The ‘wound’ in the parable is the yetzer hara that Hashem created as part of our nature, and learning Torah is the ‘bandage’ that protects us from transgression. As long as we learn Torah, we won’t fall into transgression, even if we enjoy the pleasures of this world, as the parable notes: “You may eat and drink whatever you wish.” However, without learning Torah someone is doomed to transgress (Maharshah, Etz Yosef).
The Talmud calls the Torah, the antidote, a tavlin, which literally means a spice. Spices add flavor to our food or bring out the special taste of the dish, in the same way that Torah learning rectifies the worldly pleasures, by enhancing the neshama, so that they will not bring us to transgression (Iyun Yaakov). Someone who makes the effort can reach the level where he rectifies and sanctifies all the bodily pleasures, as the Sages said: “A man’s table atones for him” (Sefer HaMikneh).

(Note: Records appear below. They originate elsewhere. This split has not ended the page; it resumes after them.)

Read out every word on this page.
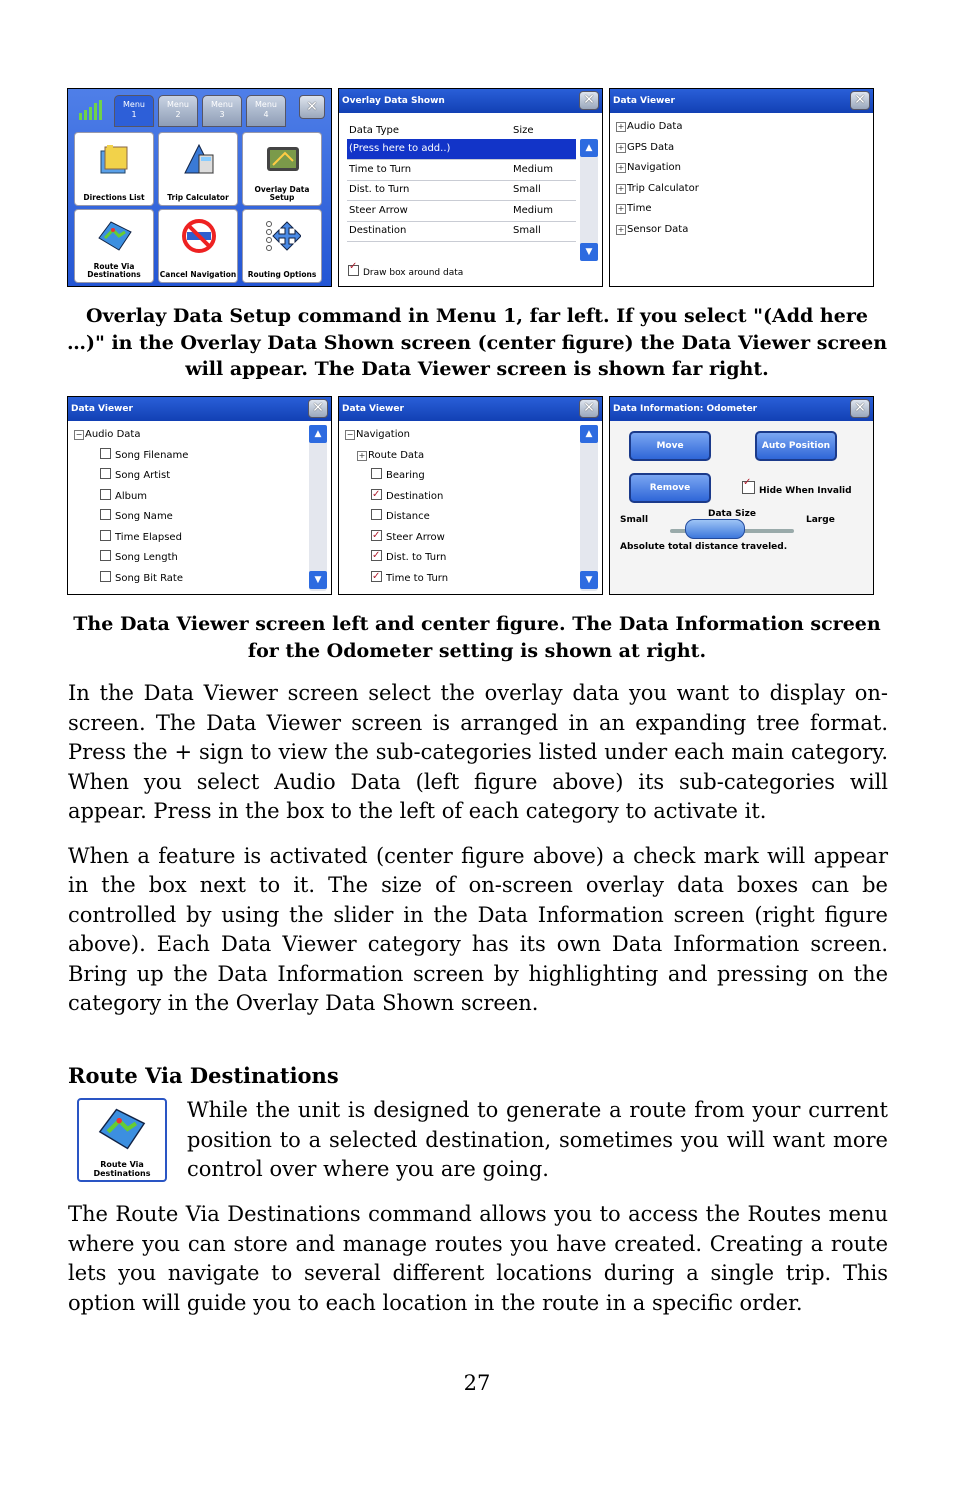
Menu
1
Menu
2
Menu
3
Menu
4	✕
Directions List	Trip Calculator
Overlay Data Setup
Route Via Destinations	Cancel Navigation	Routing Options
Overlay Data Shown	✕
Data Type	Size
(Press here to add..)
Time to Turn	Medium
Dist. to Turn	Small
Steer Arrow	Medium
Destination	Small
▲
▼
✓Draw box around data
Data Viewer	✕
+ Audio Data
+ GPS Data
+ Navigation
+ Trip Calculator
+ Time
+ Sensor Data
Overlay Data Setup command in Menu 1, far left. If you select "(Add here …)" in the Overlay Data Shown screen (center figure) the Data Viewer screen will appear. The Data Viewer screen is shown far right.
Data Viewer	✕
− Audio Data
Song Filename
Song Artist
Album
Song Name
Time Elapsed
Song Length
Song Bit Rate
▲
▼
Data Viewer	✕
− Navigation
+ Route Data
Bearing
✓Destination
Distance
✓Steer Arrow
✓Dist. to Turn
✓Time to Turn
▲
▼
Data Information: Odometer	✕
Move	Auto Position
Remove
✓	Hide When Invalid
Data Size
Small	Large
Absolute total distance traveled.
The Data Viewer screen left and center figure. The Data Information screen for the Odometer setting is shown at right.

In the Data Viewer screen select the overlay data you want to display on-screen. The Data Viewer screen is arranged in an expanding tree format. Press the + sign to view the sub-categories listed under each main category. When you select Audio Data (left figure above) its sub-categories will appear. Press in the box to the left of each category to activate it.

When a feature is activated (center figure above) a check mark will appear in the box next to it. The size of on-screen overlay data boxes can be controlled by using the slider in the Data Information screen (right figure above). Each Data Viewer category has its own Data Information screen. Bring up the Data Information screen by highlighting and pressing on the category in the Overlay Data Shown screen.

Route Via Destinations
Route Via Destinations
While the unit is designed to generate a route from your current position to a selected destination, sometimes you will want more control over where you are going.
The Route Via Destinations command allows you to access the Routes menu where you can store and manage routes you have created. Creating a route lets you navigate to several different locations during a single trip. This option will guide you to each location in the route in a specific order.
27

The Mesilat Yesharim writes: “It is obvious that if the Creator created this cure [the Torah] for this wound [the yetzer hara], then there is absolutely no other cure for it, and anyone who thinks he can be saved in any other way is terribly mistaken” (Chapter 5).
Our Father in Heaven
A question remains, however. The parable speaks of a father who struck his son with a mighty blow. What kind of father wounds his son and then gives him a miraculous bandage? Wouldn’t we be better off without the wound and without the bandage?
In fact, the Sages were very precise when they spoke specifically of a father who wounds his son. Our loving Father in Heaven created us in order to give us the greatest possible good, and that is possible only if we have free will to choose that good for ourselves. Without free will we would be like robots, and what accomplishments do robots have in making the right choices?
Free will can only exist if there is a real choice, a choice between the body and the soul, between the yetzer hara and the yetzer hatov. Therefore, in His desire to give us the greatest possible good, Hashem gave us the “mighty blow,” and created us with the yetzer hara. However, in His all-encompassing love, He gave us the Torah, the instructions of how to use the world and make the most of it. Learning the Torah provides us with the practical guide of how to use the pleasures of this world in a way that won’t harm us.
Furthermore, as Rabbi Sorotzkin taught, learning Torah brings the Shechinah into our lives, strengthening the neshama and giving us the power to make the right choices.
May we increase our devotion to Torah learning in the approaching New Year and have the power and courage to “Choose life!”